SpaceX Won't Launch Tourists Around the Moon This Year

SpaceX won't launch two space tourists on a mission around the moon in 2018 after all, according to media reports.

In February 2017, SpaceX founder and CEO Elon Musk announced that the company aimed to fly two paying customers on a weeklong journey around the moon before the end of 2018, using its Dragon capsule and powerful Falcon Heavy rocket. (The customers, who have never been publicly identified, put down a deposit for the mission, SpaceX representatives said at the time.)

But that timetable has now slipped to at least the middle of 2019, and possibly later, The Wall Street Journal reported Sunday (June 3). SpaceX has not announced a new target date, according to the Journal, but that doesn't mean the landmark mission is off.
 
Typical...

NASA's SLS Megarocket Over Budget, Behind Schedule, Report Finds

It'll cost several billion dollars more than originally planned to get NASA's huge Space Launch System (SLS) rocket off the ground, and that already-delayed first flight will probably end up being pushed back yet again, a new report by the agency's Office of Inspector General (OIG) finds.

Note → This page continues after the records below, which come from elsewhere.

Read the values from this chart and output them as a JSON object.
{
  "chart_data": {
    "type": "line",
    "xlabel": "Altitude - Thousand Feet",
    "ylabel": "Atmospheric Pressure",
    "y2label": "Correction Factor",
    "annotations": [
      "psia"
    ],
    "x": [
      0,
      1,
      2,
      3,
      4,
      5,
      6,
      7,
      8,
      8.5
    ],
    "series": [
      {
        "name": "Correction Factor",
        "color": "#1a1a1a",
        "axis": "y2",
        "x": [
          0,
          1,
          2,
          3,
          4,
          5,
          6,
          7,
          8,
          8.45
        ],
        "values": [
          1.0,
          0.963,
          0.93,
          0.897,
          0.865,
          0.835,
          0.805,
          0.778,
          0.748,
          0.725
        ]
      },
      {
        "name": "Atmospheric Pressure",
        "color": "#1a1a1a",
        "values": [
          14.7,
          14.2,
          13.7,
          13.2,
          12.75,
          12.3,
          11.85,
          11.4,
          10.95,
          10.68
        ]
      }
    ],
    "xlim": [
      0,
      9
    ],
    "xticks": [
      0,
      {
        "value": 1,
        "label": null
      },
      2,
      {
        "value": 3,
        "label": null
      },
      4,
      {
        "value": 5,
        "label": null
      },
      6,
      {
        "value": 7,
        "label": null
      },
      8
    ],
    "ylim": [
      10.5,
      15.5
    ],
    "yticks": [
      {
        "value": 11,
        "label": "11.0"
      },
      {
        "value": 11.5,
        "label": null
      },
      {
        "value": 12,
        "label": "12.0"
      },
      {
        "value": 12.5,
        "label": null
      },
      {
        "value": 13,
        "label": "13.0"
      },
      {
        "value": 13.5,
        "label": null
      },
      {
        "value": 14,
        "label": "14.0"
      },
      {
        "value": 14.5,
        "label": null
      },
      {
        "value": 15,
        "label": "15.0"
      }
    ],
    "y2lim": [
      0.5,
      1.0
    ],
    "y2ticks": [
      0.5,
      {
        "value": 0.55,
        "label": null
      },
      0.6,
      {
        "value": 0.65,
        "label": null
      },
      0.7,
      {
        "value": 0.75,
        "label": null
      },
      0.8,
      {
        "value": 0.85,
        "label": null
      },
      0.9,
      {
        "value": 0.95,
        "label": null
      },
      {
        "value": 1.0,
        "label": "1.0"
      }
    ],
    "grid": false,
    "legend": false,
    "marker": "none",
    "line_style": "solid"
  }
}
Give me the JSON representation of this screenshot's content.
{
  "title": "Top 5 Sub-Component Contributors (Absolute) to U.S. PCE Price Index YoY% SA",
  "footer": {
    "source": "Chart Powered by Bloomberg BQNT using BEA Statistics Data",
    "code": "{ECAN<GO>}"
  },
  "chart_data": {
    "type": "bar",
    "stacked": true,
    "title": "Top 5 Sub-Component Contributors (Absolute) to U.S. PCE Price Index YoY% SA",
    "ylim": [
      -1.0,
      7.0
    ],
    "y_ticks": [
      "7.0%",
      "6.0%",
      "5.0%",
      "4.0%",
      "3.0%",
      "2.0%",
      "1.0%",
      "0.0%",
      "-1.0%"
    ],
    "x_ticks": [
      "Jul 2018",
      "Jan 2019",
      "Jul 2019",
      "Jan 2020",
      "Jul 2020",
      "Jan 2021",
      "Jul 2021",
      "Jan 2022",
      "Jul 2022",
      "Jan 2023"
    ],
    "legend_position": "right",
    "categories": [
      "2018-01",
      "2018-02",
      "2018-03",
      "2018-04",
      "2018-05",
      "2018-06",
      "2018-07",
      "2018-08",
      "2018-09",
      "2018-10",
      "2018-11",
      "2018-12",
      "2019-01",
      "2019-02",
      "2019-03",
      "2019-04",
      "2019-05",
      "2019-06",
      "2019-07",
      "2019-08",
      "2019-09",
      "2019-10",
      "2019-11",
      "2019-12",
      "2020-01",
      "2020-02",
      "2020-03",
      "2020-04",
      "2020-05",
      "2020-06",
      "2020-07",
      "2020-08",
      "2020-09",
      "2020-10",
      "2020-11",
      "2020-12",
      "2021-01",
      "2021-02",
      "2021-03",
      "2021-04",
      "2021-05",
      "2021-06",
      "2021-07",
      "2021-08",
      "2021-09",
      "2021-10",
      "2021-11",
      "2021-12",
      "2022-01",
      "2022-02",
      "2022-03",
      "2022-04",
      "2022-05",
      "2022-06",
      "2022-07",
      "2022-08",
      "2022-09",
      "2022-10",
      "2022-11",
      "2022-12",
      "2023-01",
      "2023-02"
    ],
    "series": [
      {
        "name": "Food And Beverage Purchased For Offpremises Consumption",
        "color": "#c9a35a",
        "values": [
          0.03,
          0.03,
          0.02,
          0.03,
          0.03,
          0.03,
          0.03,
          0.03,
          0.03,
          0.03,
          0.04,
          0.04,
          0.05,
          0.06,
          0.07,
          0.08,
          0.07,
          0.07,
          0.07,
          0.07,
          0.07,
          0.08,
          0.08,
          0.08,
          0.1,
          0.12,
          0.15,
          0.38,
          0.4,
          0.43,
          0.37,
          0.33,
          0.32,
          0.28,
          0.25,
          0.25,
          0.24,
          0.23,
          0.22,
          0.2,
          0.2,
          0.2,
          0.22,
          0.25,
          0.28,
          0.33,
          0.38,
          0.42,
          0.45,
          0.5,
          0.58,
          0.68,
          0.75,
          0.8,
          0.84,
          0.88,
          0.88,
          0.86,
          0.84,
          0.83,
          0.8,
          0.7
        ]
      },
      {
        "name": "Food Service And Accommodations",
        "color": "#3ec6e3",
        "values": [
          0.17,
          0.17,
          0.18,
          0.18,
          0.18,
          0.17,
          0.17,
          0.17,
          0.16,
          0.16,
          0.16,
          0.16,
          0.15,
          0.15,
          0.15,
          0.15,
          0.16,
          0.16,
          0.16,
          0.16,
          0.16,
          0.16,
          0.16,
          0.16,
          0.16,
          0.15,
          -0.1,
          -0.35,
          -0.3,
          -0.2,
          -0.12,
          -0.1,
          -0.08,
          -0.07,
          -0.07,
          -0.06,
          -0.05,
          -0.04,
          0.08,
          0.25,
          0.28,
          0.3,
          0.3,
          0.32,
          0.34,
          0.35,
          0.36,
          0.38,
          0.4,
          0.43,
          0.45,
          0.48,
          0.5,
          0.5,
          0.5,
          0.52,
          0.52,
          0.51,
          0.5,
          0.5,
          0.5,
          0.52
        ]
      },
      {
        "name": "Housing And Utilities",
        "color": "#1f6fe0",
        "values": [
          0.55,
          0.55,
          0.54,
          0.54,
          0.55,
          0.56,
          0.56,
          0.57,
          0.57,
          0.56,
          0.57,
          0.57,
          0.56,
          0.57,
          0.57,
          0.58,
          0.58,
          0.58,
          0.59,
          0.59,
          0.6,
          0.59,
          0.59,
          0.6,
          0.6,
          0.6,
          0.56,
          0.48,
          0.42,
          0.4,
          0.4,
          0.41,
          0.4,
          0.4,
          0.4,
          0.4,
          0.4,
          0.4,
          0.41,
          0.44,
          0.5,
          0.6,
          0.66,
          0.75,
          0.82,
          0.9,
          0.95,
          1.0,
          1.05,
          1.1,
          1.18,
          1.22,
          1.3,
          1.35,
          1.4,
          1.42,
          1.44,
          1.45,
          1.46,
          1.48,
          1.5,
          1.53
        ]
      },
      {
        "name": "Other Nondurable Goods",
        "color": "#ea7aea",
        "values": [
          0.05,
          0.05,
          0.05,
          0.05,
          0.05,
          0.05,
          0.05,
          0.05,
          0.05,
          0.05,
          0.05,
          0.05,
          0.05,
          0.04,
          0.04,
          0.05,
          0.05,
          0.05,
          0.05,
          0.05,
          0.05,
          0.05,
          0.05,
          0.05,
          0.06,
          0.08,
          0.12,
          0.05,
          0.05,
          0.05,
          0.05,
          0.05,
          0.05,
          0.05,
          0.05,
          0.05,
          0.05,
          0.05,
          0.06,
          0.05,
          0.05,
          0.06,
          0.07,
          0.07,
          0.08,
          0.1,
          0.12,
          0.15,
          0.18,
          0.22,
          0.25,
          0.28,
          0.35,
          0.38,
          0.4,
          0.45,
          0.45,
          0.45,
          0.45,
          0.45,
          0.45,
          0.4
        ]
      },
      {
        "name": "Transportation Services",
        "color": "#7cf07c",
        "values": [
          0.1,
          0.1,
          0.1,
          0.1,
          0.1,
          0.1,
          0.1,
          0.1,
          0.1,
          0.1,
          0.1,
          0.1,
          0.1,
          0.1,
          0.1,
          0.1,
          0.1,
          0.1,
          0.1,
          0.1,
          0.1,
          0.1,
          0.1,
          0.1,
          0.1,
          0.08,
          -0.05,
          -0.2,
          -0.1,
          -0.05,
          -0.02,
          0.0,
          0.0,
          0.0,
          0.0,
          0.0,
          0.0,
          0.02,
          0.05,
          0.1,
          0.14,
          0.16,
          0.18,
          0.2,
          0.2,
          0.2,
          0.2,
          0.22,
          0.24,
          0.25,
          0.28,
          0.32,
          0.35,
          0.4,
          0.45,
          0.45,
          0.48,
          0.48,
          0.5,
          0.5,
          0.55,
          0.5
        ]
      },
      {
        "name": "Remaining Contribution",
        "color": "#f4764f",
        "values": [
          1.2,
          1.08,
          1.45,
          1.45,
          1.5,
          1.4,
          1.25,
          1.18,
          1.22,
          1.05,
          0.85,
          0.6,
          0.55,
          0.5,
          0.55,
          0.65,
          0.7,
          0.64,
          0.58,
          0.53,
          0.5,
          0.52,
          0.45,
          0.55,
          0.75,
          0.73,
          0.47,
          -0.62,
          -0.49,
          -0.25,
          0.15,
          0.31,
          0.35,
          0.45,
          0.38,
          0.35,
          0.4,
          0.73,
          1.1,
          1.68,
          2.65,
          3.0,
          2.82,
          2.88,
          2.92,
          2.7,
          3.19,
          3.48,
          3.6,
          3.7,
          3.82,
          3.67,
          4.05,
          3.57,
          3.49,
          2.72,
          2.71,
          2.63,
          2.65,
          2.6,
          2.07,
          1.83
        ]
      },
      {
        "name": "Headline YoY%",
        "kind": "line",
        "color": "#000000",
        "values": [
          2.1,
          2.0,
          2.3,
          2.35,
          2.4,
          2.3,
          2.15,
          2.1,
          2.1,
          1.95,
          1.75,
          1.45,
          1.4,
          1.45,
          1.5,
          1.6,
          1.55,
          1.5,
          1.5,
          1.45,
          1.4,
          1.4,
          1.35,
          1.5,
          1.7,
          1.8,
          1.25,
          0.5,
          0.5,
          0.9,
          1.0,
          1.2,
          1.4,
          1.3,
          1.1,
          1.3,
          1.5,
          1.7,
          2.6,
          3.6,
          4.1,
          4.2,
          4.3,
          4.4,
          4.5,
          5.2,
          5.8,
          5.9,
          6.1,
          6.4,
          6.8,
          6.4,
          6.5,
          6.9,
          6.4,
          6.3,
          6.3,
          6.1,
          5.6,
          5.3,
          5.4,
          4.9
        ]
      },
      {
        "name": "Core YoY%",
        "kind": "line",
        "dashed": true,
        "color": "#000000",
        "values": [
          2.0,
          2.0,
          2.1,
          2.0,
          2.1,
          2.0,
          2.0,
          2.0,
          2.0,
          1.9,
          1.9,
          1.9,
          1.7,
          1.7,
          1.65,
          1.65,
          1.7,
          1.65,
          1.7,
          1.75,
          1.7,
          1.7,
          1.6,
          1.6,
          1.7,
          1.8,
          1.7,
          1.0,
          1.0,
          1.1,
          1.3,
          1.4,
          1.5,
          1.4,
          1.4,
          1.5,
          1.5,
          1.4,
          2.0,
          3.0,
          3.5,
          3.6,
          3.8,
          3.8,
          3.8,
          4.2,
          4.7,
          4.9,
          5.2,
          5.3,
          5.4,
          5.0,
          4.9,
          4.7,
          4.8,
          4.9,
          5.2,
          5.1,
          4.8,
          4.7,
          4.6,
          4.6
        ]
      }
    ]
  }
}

NASA is counting on the two-stage SLS to launch astronauts toward deep-space destinations such as the moon and Mars. The giant rocket will also aid planetary exploration, helping robotic spacecraft reach distant targets in much less time than has hitherto been possible, agency officials have said.

Aerospace titan Boeing is responsible for the SLS' first, or core, stage. In 2012, NASA contracted with Boeing to build two SLS first stages, as well as one Exploration Upper Stage (EUS), an advanced second stage that will boost the rocket's payload-lofting capability.

The space agency originally aimed to launch the first SLS flight — an uncrewed test called Exploration Mission 1 (EM-1), which will send NASA's also-in-development Orion crew capsule around the moon — in December 2017. The first crewed SLS-Orion flight, EM-2, was targeted for mid-2021.

Those schedules have slipped, however: NASA now aims to launch EM-1 in mid-2020 and EM-2 in the middle of 2022. And there will be cost overruns as well. The "Boeing Stages" contract runs through 2021, but NASA forecasts that the company will spend all of the allocated money by early next year, without the final delivery of a core stage or the EUS.

I'd dare say it's time for NASA to stop trying to be the big boy and figure out the private sector is pretty much outperforming them in rocket design.
 
https://www.cnn.com/2018/11/26/world/nasa-insight-mars-landing-today/index.html

Latest Mars probe appears to have landed there perfectly, which is a good sign on the future of Space Force.